Ex-Formula 1 driver David Coulthard has shared his views on Andretti Global’s bid to join the Formula 1 grid, with the Scotsman having warned the American company that “money is not enough” to be granted a team at the pinnacle of motorsport.
After announcing a partnership with Global Motors, Andretti’s bid to finally join F1 has been gaining significant momentum after receiving support from FIA president Mohammed Ben Sulayem, who has asked the sport to be more supportive of prospective teams.
Should they join the sport, then they’ll be known as something similar to Andretti-Cadillac, with the latter being a division of Global Motors.
There is absolutely no doubt that the team will have plenty of money to offer the sport; however, Andretti’s money isn’t what the current teams are worried about.

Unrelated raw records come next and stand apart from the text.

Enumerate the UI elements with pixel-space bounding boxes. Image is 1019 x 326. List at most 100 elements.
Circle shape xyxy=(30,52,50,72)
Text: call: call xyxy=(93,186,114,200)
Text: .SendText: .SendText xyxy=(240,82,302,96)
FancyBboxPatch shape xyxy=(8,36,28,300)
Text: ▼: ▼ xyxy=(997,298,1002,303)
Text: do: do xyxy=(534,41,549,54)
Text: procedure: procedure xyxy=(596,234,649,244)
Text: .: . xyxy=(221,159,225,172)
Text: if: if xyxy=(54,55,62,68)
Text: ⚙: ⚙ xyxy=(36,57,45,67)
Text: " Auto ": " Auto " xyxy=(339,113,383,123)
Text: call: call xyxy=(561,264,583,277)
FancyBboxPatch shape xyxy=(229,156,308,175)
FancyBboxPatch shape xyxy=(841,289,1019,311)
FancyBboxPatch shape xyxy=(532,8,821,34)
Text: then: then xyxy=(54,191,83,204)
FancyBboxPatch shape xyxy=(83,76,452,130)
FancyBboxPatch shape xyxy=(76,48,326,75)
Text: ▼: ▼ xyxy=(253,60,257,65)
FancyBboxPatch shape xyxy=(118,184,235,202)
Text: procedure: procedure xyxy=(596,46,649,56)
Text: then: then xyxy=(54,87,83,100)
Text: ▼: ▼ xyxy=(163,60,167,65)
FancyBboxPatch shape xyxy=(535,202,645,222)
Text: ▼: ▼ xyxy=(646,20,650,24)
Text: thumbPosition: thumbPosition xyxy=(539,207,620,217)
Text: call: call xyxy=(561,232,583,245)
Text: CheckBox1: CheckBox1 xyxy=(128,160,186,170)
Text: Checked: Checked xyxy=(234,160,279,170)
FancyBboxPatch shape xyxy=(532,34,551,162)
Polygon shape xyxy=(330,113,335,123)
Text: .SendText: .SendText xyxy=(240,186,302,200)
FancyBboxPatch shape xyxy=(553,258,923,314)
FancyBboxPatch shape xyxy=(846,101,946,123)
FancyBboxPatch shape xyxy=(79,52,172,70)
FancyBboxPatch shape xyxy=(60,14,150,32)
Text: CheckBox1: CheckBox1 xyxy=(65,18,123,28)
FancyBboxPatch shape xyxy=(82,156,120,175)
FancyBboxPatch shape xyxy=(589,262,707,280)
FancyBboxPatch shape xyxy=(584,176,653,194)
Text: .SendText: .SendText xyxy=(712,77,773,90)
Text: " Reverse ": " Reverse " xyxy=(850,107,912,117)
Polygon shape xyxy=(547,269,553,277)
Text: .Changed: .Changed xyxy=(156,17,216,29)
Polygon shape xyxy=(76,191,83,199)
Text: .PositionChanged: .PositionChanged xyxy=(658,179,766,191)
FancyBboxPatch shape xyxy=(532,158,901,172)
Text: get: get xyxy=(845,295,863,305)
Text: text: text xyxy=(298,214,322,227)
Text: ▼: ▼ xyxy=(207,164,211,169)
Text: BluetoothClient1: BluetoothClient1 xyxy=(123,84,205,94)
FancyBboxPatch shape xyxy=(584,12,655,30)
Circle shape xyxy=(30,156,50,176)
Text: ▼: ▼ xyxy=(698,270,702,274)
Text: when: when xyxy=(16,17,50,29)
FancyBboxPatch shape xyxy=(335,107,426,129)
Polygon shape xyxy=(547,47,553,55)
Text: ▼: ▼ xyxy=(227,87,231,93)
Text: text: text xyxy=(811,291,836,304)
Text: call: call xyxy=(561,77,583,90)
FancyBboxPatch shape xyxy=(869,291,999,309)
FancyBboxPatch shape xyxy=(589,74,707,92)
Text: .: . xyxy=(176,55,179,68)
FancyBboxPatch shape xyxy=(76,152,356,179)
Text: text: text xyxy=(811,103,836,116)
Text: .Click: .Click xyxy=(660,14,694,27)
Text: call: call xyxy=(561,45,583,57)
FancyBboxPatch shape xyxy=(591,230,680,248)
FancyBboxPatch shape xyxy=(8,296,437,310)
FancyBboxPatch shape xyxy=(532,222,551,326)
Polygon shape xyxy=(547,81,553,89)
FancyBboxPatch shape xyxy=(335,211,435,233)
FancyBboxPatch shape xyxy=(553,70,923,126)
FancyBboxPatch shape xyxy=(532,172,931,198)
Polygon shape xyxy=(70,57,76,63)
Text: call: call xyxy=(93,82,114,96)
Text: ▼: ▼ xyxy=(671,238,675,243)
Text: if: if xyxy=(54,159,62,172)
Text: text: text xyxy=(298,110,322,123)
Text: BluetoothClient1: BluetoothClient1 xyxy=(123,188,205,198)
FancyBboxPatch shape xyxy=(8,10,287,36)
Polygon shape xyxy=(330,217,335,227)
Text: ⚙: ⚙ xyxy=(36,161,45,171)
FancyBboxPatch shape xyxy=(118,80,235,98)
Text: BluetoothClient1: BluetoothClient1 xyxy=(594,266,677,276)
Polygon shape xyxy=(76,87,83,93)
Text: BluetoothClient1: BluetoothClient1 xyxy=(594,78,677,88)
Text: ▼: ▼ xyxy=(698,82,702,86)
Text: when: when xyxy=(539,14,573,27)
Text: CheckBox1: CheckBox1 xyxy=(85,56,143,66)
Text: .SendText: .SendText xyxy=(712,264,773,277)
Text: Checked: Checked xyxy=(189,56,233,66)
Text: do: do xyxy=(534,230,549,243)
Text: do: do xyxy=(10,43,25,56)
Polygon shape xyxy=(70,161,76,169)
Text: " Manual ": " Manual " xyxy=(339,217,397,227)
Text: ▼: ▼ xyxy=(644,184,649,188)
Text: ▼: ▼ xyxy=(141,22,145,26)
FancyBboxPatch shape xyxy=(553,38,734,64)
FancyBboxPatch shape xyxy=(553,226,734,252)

Many sides are believed to be concerned about General Motors intentions, with some speculating that they are going to use F1 as a badging exercise.
With that in mind, Coulthard has warned Andretti that “money is not enough”.
“We’ll see what the governing body and the teams work out between them,” Coulthard told PlanetF1.com.
“But right now we’re in that political manoeuvring [phase] aren’t we? People are wrangling about it.
“But to enter the sport is one thing, to be successful takes a lot of time, a lot of commitment and a lot of human resources. So money is not enough.”
A concern of the current teams on the grid is that they will lose money should Andretti join, with Coulthard adding that some teams might feel disgruntled given how much “investment’ they have put into their side.
The former Red Bull driver used the Austrians as an example, given that they’ve spent so long developing both their team and AlphaTauri (previously known as Toro Rosso), just for Andretti to join when the sport is booming across the globe.
“I’ve lived through an era where there were more teams at certain points and there’ve been the same amount of teams as there is now and then maybe two or three of them were really quite weak in terms of the performance.
“More cars have to be good for the spectacle but the reality is every sports man and woman has put in the hard yards before they were ever paid, because they love doing what we’re doing.
“I understand why the teams are slightly reluctant when you’ve got a franchise value based on 10 teams.
“Red Bull have two Formula 1 teams. I think it’s an incredible story of investment and vision if you look at what they’ve done over the last 15, 20 years from Red Bull Racing’s beginning and then Toro Rosso.
“So if you’ve invested all that and then another team just comes in with not having put in their investment then that affects your value.”